This bedstraw can be very abundant in some places, as it was in this neglected hillside cemetery in Beechview, where it was blooming in early May. The stems (as you can see in the picture) are covered with prickly hairs that point toward the root, so it’s rough going if you’re a caterpillar or something trying to climb up. The leaves come in whorls of eight, or sometimes six or seven; the stems are square; and the tiny white flowers have four pointed petals.
Gray describes the genus and the species:
GALIUM L. BEDSTRAW. CLEAVERS. Calyx-teeth obsolete. Corolla wheel-shaped, valvate in the bud. Stamens 4, rarely 3, short. Styles 2. Fruit dry or fleshy, globular, twin, separating when ripe into the 2 seed-like indehiscent 1-seeded carpels. — Slender herbs, with small cymose flowers (produced in summer), square stems, and whorled leaves, the roots often containing a red coloring matter. (Name from gala, milk, which some species are used to curdle.)

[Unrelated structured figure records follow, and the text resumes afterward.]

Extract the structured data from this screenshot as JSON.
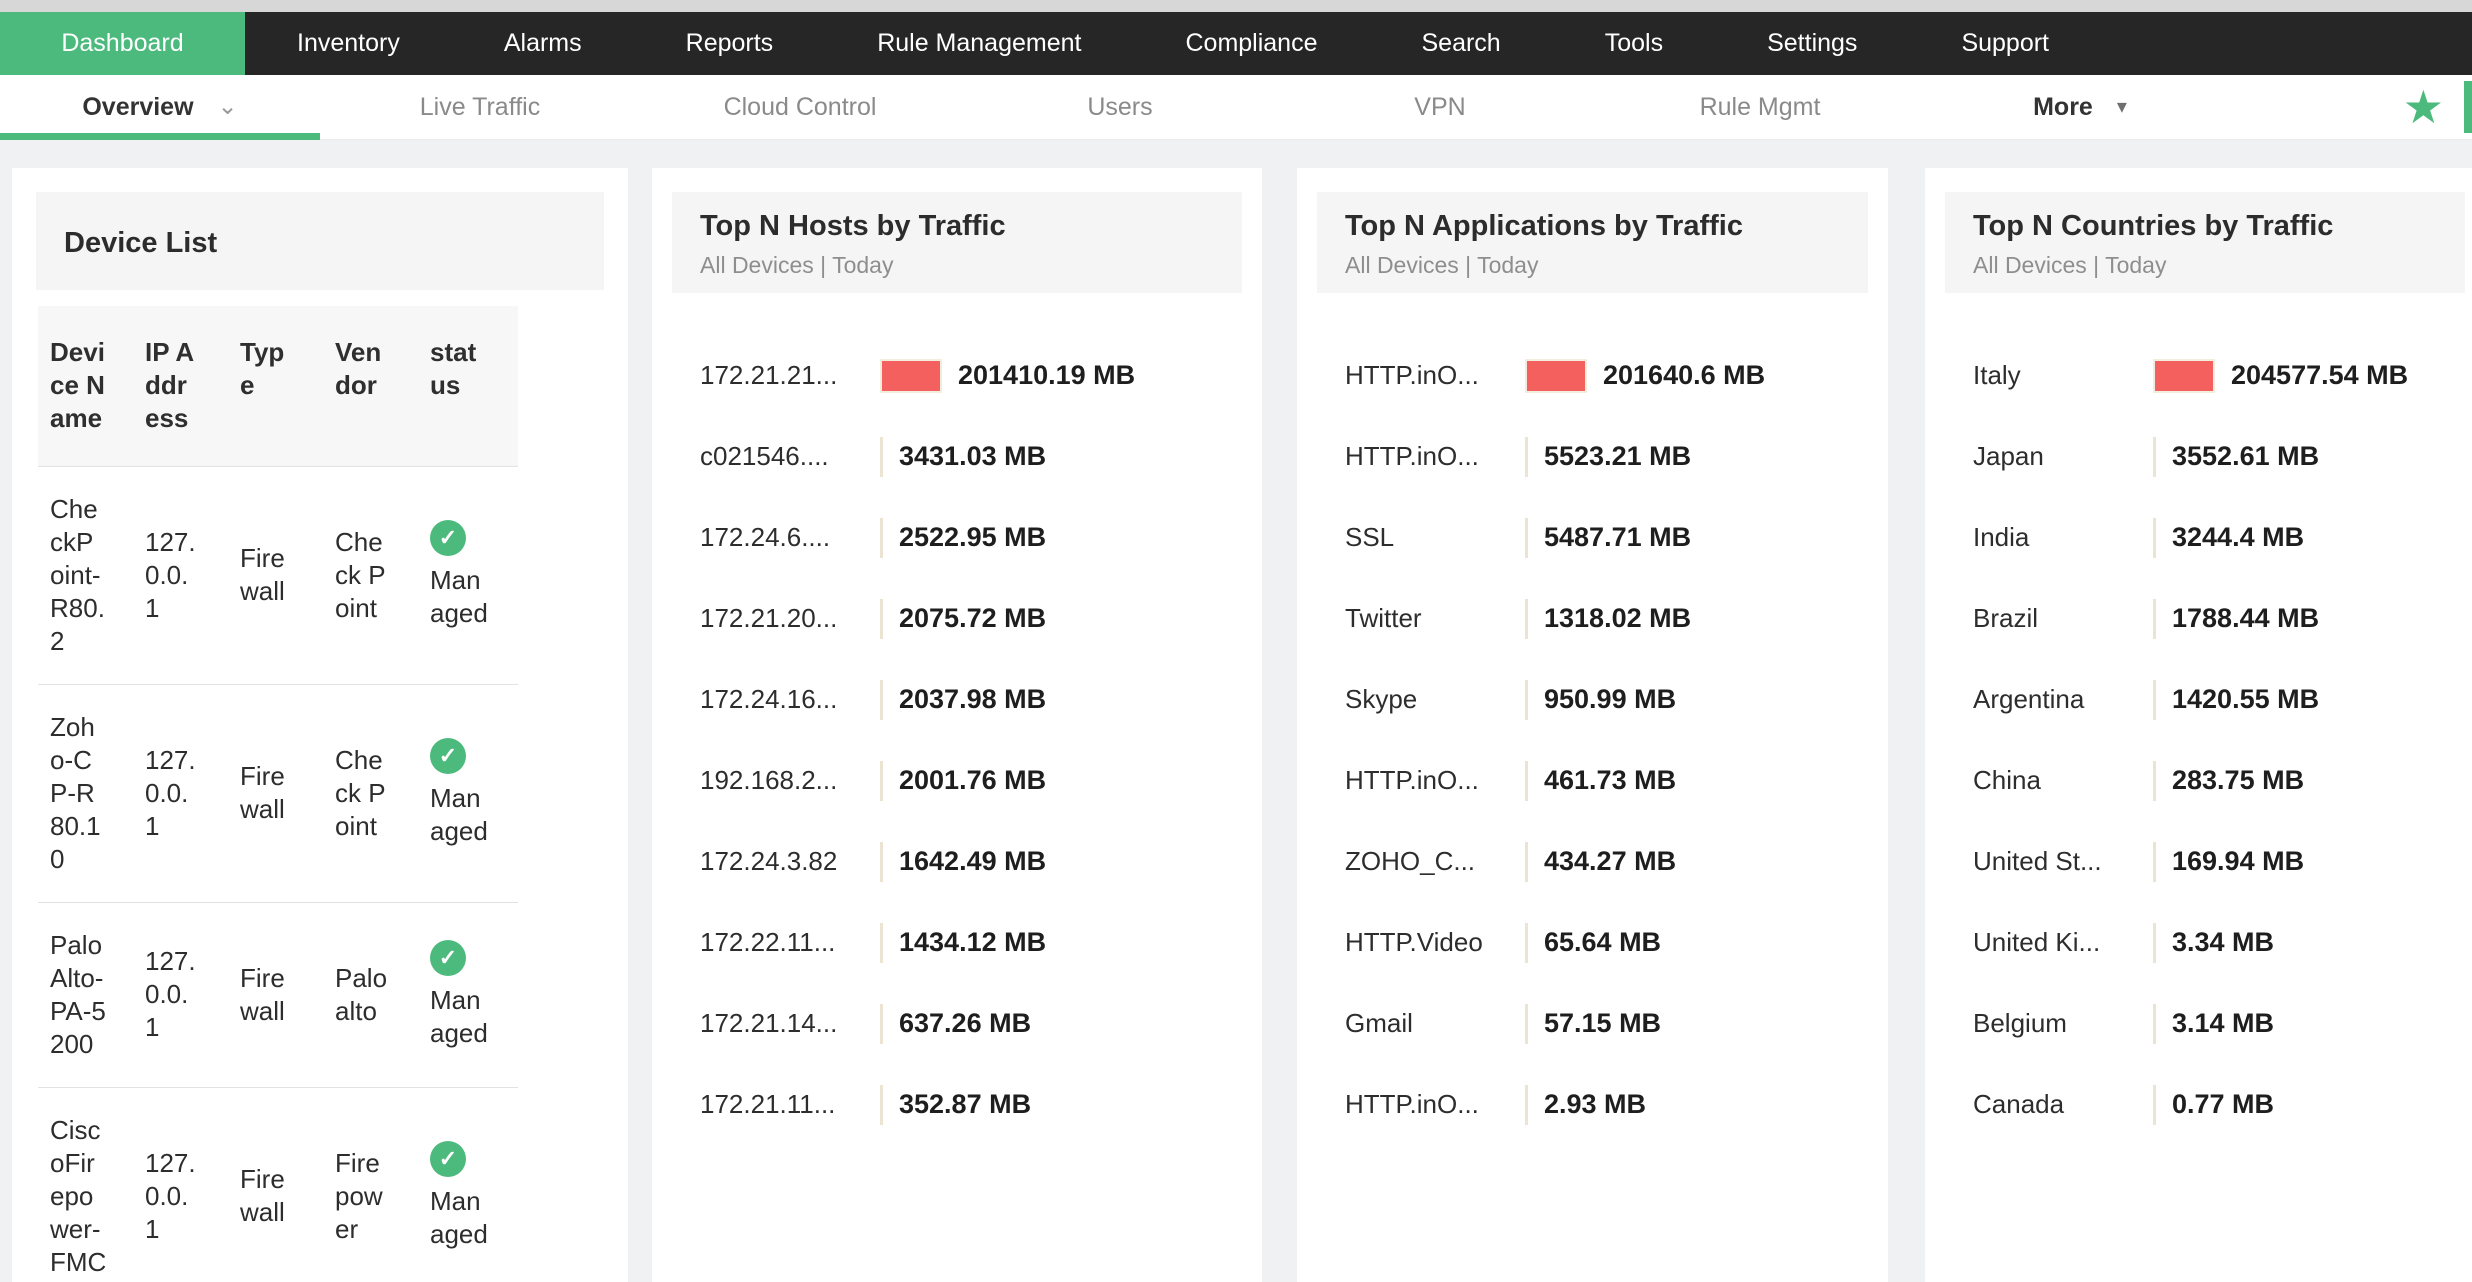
{
  "colors": {
    "accent_green": "#4cba7d",
    "bar_red": "#f4605d",
    "topnav_bg": "#262626"
  },
  "topnav": {
    "items": [
      {
        "label": "Dashboard",
        "active": true
      },
      {
        "label": "Inventory"
      },
      {
        "label": "Alarms"
      },
      {
        "label": "Reports"
      },
      {
        "label": "Rule Management"
      },
      {
        "label": "Compliance"
      },
      {
        "label": "Search"
      },
      {
        "label": "Tools"
      },
      {
        "label": "Settings"
      },
      {
        "label": "Support"
      }
    ]
  },
  "subnav": {
    "items": [
      {
        "label": "Overview",
        "active": true,
        "chevron": true
      },
      {
        "label": "Live Traffic"
      },
      {
        "label": "Cloud Control"
      },
      {
        "label": "Users"
      },
      {
        "label": "VPN"
      },
      {
        "label": "Rule Mgmt"
      },
      {
        "label": "More",
        "emphasis": true,
        "caret": true
      }
    ],
    "favorite_icon": "star-icon",
    "star_glyph": "★",
    "chevron_glyph": "⌄",
    "caret_glyph": "▾"
  },
  "device_list": {
    "title": "Device List",
    "columns": [
      "Device Name",
      "IP Address",
      "Type",
      "Vendor",
      "status"
    ],
    "status_icon": "check-circle-icon",
    "check_glyph": "✓",
    "rows": [
      {
        "name": "CheckPoint-R80.2",
        "ip": "127.0.0.1",
        "type": "Firewall",
        "vendor": "Check Point",
        "status": "Managed"
      },
      {
        "name": "Zoho-CP-R80.10",
        "ip": "127.0.0.1",
        "type": "Firewall",
        "vendor": "Check Point",
        "status": "Managed"
      },
      {
        "name": "PaloAlto-PA-5200",
        "ip": "127.0.0.1",
        "type": "Firewall",
        "vendor": "Paloalto",
        "status": "Managed"
      },
      {
        "name": "CiscoFirepower-FMC",
        "ip": "127.0.0.1",
        "type": "Firewall",
        "vendor": "Firepower",
        "status": "Managed"
      }
    ]
  },
  "chart_data": [
    {
      "type": "bar",
      "orientation": "horizontal",
      "title": "Top N Hosts by Traffic",
      "subtitle": "All Devices | Today",
      "unit": "MB",
      "bar_color": "#f4605d",
      "categories": [
        "172.21.21...",
        "c021546....",
        "172.24.6....",
        "172.21.20...",
        "172.24.16...",
        "192.168.2...",
        "172.24.3.82",
        "172.22.11...",
        "172.21.14...",
        "172.21.11..."
      ],
      "values": [
        201410.19,
        3431.03,
        2522.95,
        2075.72,
        2037.98,
        2001.76,
        1642.49,
        1434.12,
        637.26,
        352.87
      ]
    },
    {
      "type": "bar",
      "orientation": "horizontal",
      "title": "Top N Applications by Traffic",
      "subtitle": "All Devices | Today",
      "unit": "MB",
      "bar_color": "#f4605d",
      "categories": [
        "HTTP.inO...",
        "HTTP.inO...",
        "SSL",
        "Twitter",
        "Skype",
        "HTTP.inO...",
        "ZOHO_C...",
        "HTTP.Video",
        "Gmail",
        "HTTP.inO..."
      ],
      "values": [
        201640.6,
        5523.21,
        5487.71,
        1318.02,
        950.99,
        461.73,
        434.27,
        65.64,
        57.15,
        2.93
      ]
    },
    {
      "type": "bar",
      "orientation": "horizontal",
      "title": "Top N Countries by Traffic",
      "subtitle": "All Devices | Today",
      "unit": "MB",
      "bar_color": "#f4605d",
      "categories": [
        "Italy",
        "Japan",
        "India",
        "Brazil",
        "Argentina",
        "China",
        "United St...",
        "United Ki...",
        "Belgium",
        "Canada"
      ],
      "values": [
        204577.54,
        3552.61,
        3244.4,
        1788.44,
        1420.55,
        283.75,
        169.94,
        3.34,
        3.14,
        0.77
      ]
    }
  ]
}
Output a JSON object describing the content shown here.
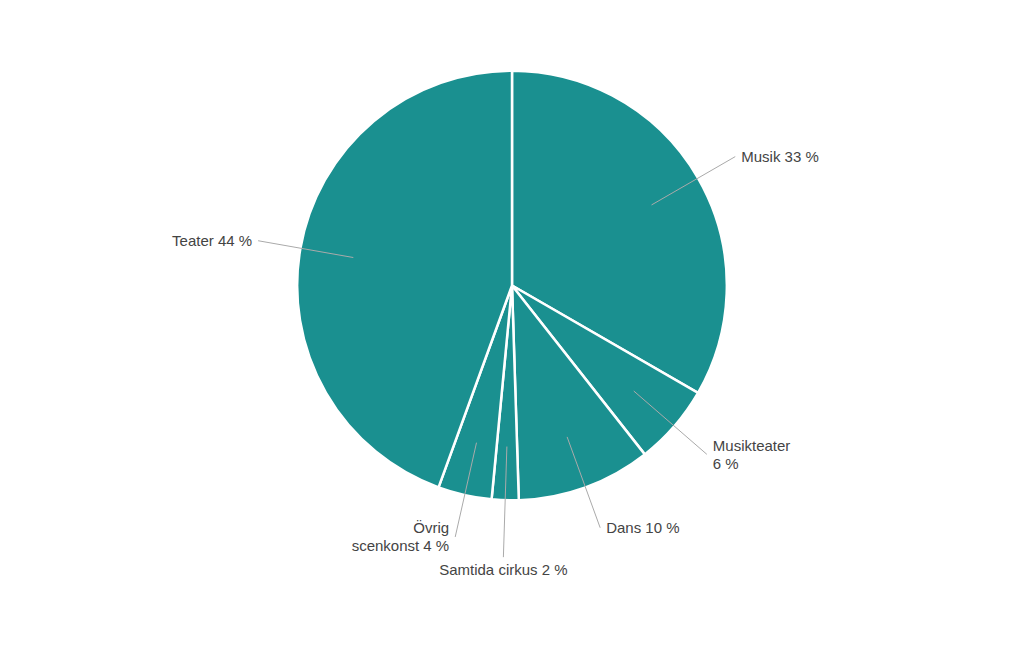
{
  "chart_data": {
    "type": "pie",
    "values": [
      33,
      6,
      10,
      2,
      4,
      44
    ],
    "value_labels": [
      "Musik 33 %",
      "Musikteater\n6 %",
      "Dans 10 %",
      "Samtida cirkus 2 %",
      "Övrig\nscenkonst 4 %",
      "Teater 44 %"
    ],
    "color": "#1a9090",
    "data_labels": true
  }
}
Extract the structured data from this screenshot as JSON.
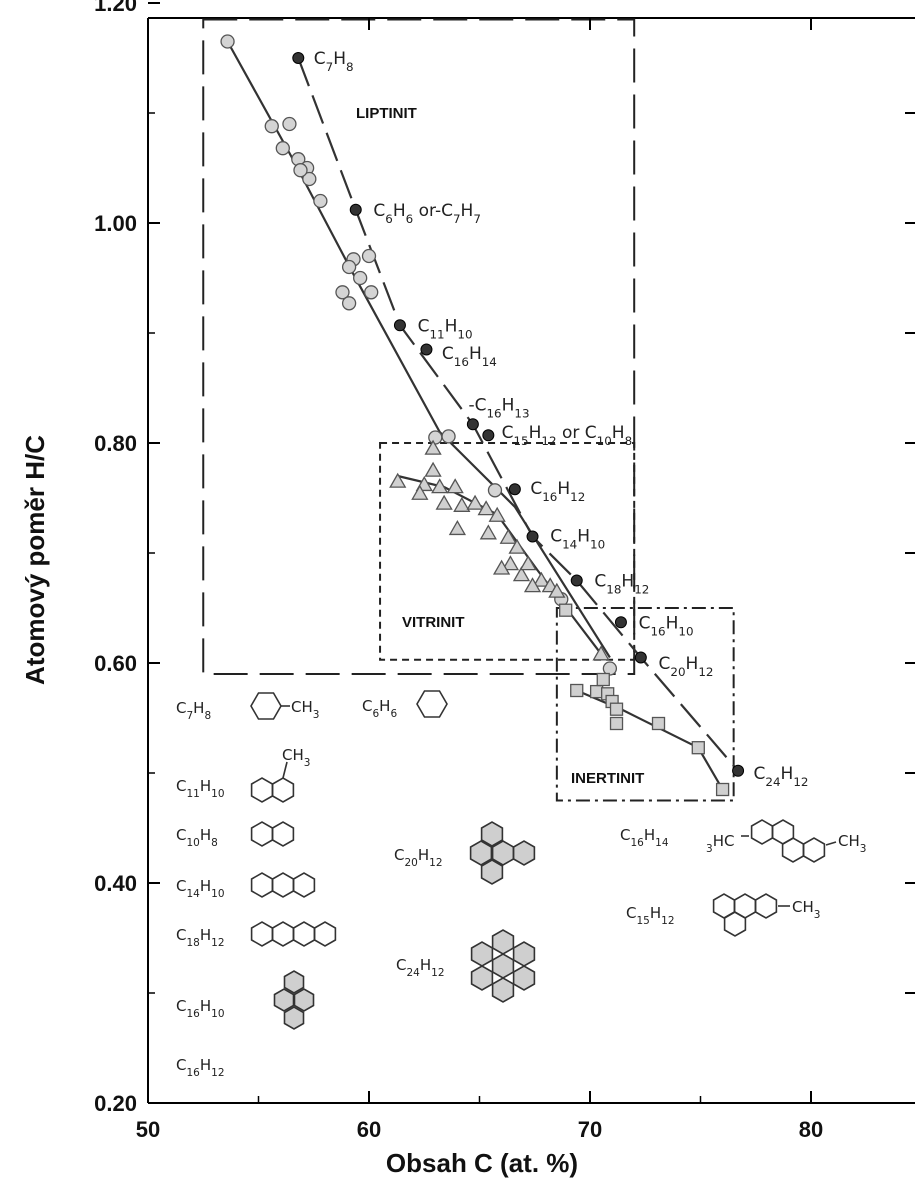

G. Aparine L. (CLEAVERS, GOOSE GRASS.) Stem weak and reclining, bristle-prickly backward, hairy at the joints; leaves about 8 in a whorl, lanceolate, tapering to the base, short-pointed, rough on the margins and midrib, 2.5-7 cm. long; peduncles 1-3-flowered; flowers white; fruit bristly, 3-4 mm. in diameter. — Seashores, Que. to Fla., and in rich or shaded ground inland; perhaps sometimes introd. (Eurasia.)